Le premier roman de Wajdi Mouawad a de quoi susciter la curiosité. On dit que son écriture est antérieure à celle des textes dramatiques qui ont fait connaître l’auteur maintenant directeur du Théâtre de Quat’sous. Quatorze ans en chantier, un travail où s’inscrit d’un chapitre à l’autre le passage du temps, des allusions naïves et romantiques propres à la fin d’une adolescence et la densité des images nourries par l’expérience de l’exil.

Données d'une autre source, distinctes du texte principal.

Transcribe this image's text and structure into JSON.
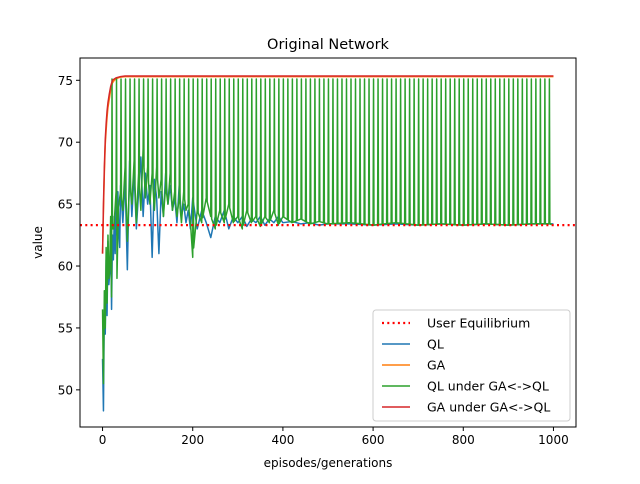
{
  "chart_data": {
    "type": "line",
    "title": "Original Network",
    "xlabel": "episodes/generations",
    "ylabel": "value",
    "xlim": [
      -50,
      1050
    ],
    "ylim": [
      47.0,
      76.8
    ],
    "xticks": [
      0,
      200,
      400,
      600,
      800,
      1000
    ],
    "yticks": [
      50,
      55,
      60,
      65,
      70,
      75
    ],
    "xtick_labels": [
      "0",
      "200",
      "400",
      "600",
      "800",
      "1000"
    ],
    "ytick_labels": [
      "50",
      "55",
      "60",
      "65",
      "70",
      "75"
    ],
    "grid": false,
    "legend_placement": "lower-right",
    "user_equilibrium": 63.3,
    "series": [
      {
        "name": "User Equilibrium",
        "color": "#ff0000",
        "style": "dotted",
        "x": [
          -50,
          1050
        ],
        "y": [
          63.3,
          63.3
        ]
      },
      {
        "name": "QL",
        "color": "#1f77b4",
        "style": "solid",
        "x": [
          0,
          2,
          4,
          6,
          8,
          10,
          12,
          14,
          16,
          18,
          20,
          22,
          24,
          26,
          28,
          30,
          32,
          34,
          36,
          38,
          40,
          45,
          50,
          55,
          60,
          65,
          70,
          75,
          80,
          85,
          90,
          95,
          100,
          105,
          110,
          115,
          120,
          125,
          130,
          135,
          140,
          145,
          150,
          155,
          160,
          165,
          170,
          175,
          180,
          185,
          190,
          195,
          200,
          210,
          220,
          230,
          240,
          250,
          260,
          270,
          280,
          290,
          300,
          310,
          320,
          330,
          340,
          350,
          360,
          370,
          380,
          390,
          400,
          420,
          440,
          460,
          480,
          500,
          550,
          600,
          650,
          700,
          750,
          800,
          850,
          900,
          950,
          1000
        ],
        "y": [
          52.5,
          48.3,
          57.0,
          54.5,
          60.5,
          56.0,
          62.0,
          58.5,
          59.5,
          63.0,
          56.5,
          62.5,
          60.5,
          64.0,
          61.0,
          65.0,
          62.5,
          66.0,
          63.0,
          61.5,
          66.5,
          63.5,
          67.0,
          59.7,
          68.5,
          64.0,
          67.5,
          63.0,
          66.0,
          68.8,
          64.0,
          67.5,
          65.0,
          66.5,
          60.7,
          67.0,
          65.5,
          61.0,
          66.0,
          64.0,
          67.5,
          65.0,
          66.5,
          64.5,
          65.5,
          63.5,
          66.5,
          64.0,
          65.0,
          63.5,
          64.5,
          63.0,
          65.5,
          63.0,
          64.5,
          63.5,
          62.3,
          64.0,
          63.5,
          64.5,
          63.0,
          64.0,
          63.5,
          64.0,
          63.2,
          63.8,
          63.5,
          64.0,
          63.3,
          63.8,
          63.5,
          64.0,
          63.5,
          63.6,
          63.4,
          63.5,
          63.3,
          63.4,
          63.4,
          63.3,
          63.4,
          63.3,
          63.4,
          63.3,
          63.4,
          63.3,
          63.4,
          63.4
        ]
      },
      {
        "name": "GA",
        "color": "#ff7f0e",
        "style": "solid",
        "x": [
          0,
          2,
          4,
          6,
          8,
          10,
          12,
          15,
          18,
          22,
          26,
          30,
          35,
          40,
          50,
          100,
          200,
          400,
          600,
          800,
          1000
        ],
        "y": [
          61.0,
          64.5,
          67.5,
          69.8,
          71.0,
          72.0,
          72.8,
          73.5,
          74.2,
          74.8,
          75.0,
          75.1,
          75.2,
          75.25,
          75.3,
          75.3,
          75.3,
          75.3,
          75.3,
          75.3,
          75.3
        ]
      },
      {
        "name": "QL under GA<->QL",
        "color": "#2ca02c",
        "style": "solid",
        "x": [
          0,
          2,
          4,
          6,
          8,
          10,
          12,
          14,
          16,
          18,
          20,
          22,
          24,
          26,
          28,
          30,
          32,
          34,
          36,
          38,
          40,
          45,
          50,
          55,
          60,
          65,
          70,
          75,
          80,
          85,
          90,
          95,
          100,
          105,
          110,
          115,
          120,
          125,
          130,
          135,
          140,
          145,
          150,
          155,
          160,
          165,
          170,
          175,
          180,
          185,
          190,
          195,
          200,
          210,
          220,
          230,
          240,
          250,
          260,
          270,
          280,
          290,
          300,
          310,
          320,
          330,
          340,
          350,
          360,
          370,
          380,
          390,
          400,
          420,
          440,
          460,
          480,
          500,
          550,
          600,
          650,
          700,
          750,
          800,
          850,
          900,
          950,
          1000
        ],
        "y": [
          56.5,
          50.5,
          58.0,
          55.0,
          61.5,
          57.0,
          62.5,
          59.0,
          60.0,
          64.0,
          57.5,
          63.0,
          61.0,
          65.0,
          62.0,
          66.0,
          59.0,
          67.0,
          62.5,
          64.5,
          66.0,
          64.5,
          68.0,
          62.0,
          67.0,
          65.0,
          68.5,
          63.5,
          67.5,
          64.5,
          69.5,
          65.5,
          68.0,
          65.0,
          67.5,
          64.5,
          68.0,
          65.5,
          67.0,
          64.0,
          66.5,
          65.0,
          67.5,
          64.5,
          66.0,
          64.0,
          65.5,
          63.5,
          66.0,
          64.5,
          65.0,
          63.5,
          60.7,
          64.5,
          63.5,
          65.5,
          64.0,
          63.0,
          64.5,
          63.5,
          65.0,
          63.5,
          64.0,
          63.0,
          64.5,
          63.5,
          64.0,
          63.2,
          64.0,
          63.5,
          64.5,
          63.3,
          64.0,
          63.5,
          63.8,
          63.4,
          63.6,
          63.4,
          63.5,
          63.3,
          63.5,
          63.3,
          63.4,
          63.3,
          63.4,
          63.3,
          63.4,
          63.4
        ]
      },
      {
        "name": "GA under GA<->QL",
        "color": "#d62728",
        "style": "solid",
        "x": [
          0,
          2,
          4,
          6,
          8,
          10,
          12,
          15,
          18,
          22,
          26,
          30,
          35,
          40,
          50,
          100,
          200,
          400,
          600,
          800,
          1000
        ],
        "y": [
          61.0,
          65.0,
          68.0,
          70.2,
          71.5,
          72.5,
          73.2,
          73.9,
          74.5,
          75.0,
          75.1,
          75.2,
          75.25,
          75.3,
          75.35,
          75.35,
          75.35,
          75.35,
          75.35,
          75.35,
          75.35
        ]
      }
    ],
    "ql_under_ga_oscillation": {
      "series_name": "QL under GA<->QL",
      "start": 20,
      "end": 990,
      "period": 10,
      "high": 75.1,
      "low": 63.3
    }
  }
}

Wahab a sept ans lorsqu’il assiste au premier acte d’une guerre qui déchirera le Liban pendant quinze ans. Un autobus bondé flambe sous ses yeux, il sent l’odeur de la chair humaine roussie. Le temps s’arrête : une page blanche. Le voilà à Paris, sept ans plus tard. Le jour de son anniversaire, au retour de l’école, il ne reconnaît plus le visage des siens qu’il prend d’abord pour des étrangers. Au réveil, l’inquiétante étrangeté est encore là. Comme le visage de sa mère, « la femme à la longue chevelure blonde », l’existence a perdu de ses rondeurs et « tout le monde fait semblant que c’est normal ». Commence alors une fuite hors de cette vie qui meurt. D’abord par une fugue qui ne durera que quelques jours, mais au cours de laquelle le héros trouvera le silence nécessaire à une véritable résistance face au mensonge. Le récit de cet épisode possède, par moments, les qualités de l’aube : clarté, fraîcheur, volonté d’embrasser tous les possibles. De très beaux passages où l’individu fait corps avec la nature – il est perdu en pleine campagne -, tracés par petites touches.
Au départ absurde, l’événement serait propre à tenir l’émotion du lecteur à distance. Il en est tout autrement. La dernière partie du récit, surtout, intitulée « Colère », parvient à donner toute son ampleur au drame. On n’en attendait pas moins de la plume de Wajdi Mouawad. Les mots sont vifs, tranchants, les phrases comme des coups de massue. L’incantation du sens ouvre cette fissure béante du réel qui montre enfin son visage. Et ouvre aussi chez le lecteur la porte, trop peu empruntée, d’un sentiment de solitude, momentanément libéré.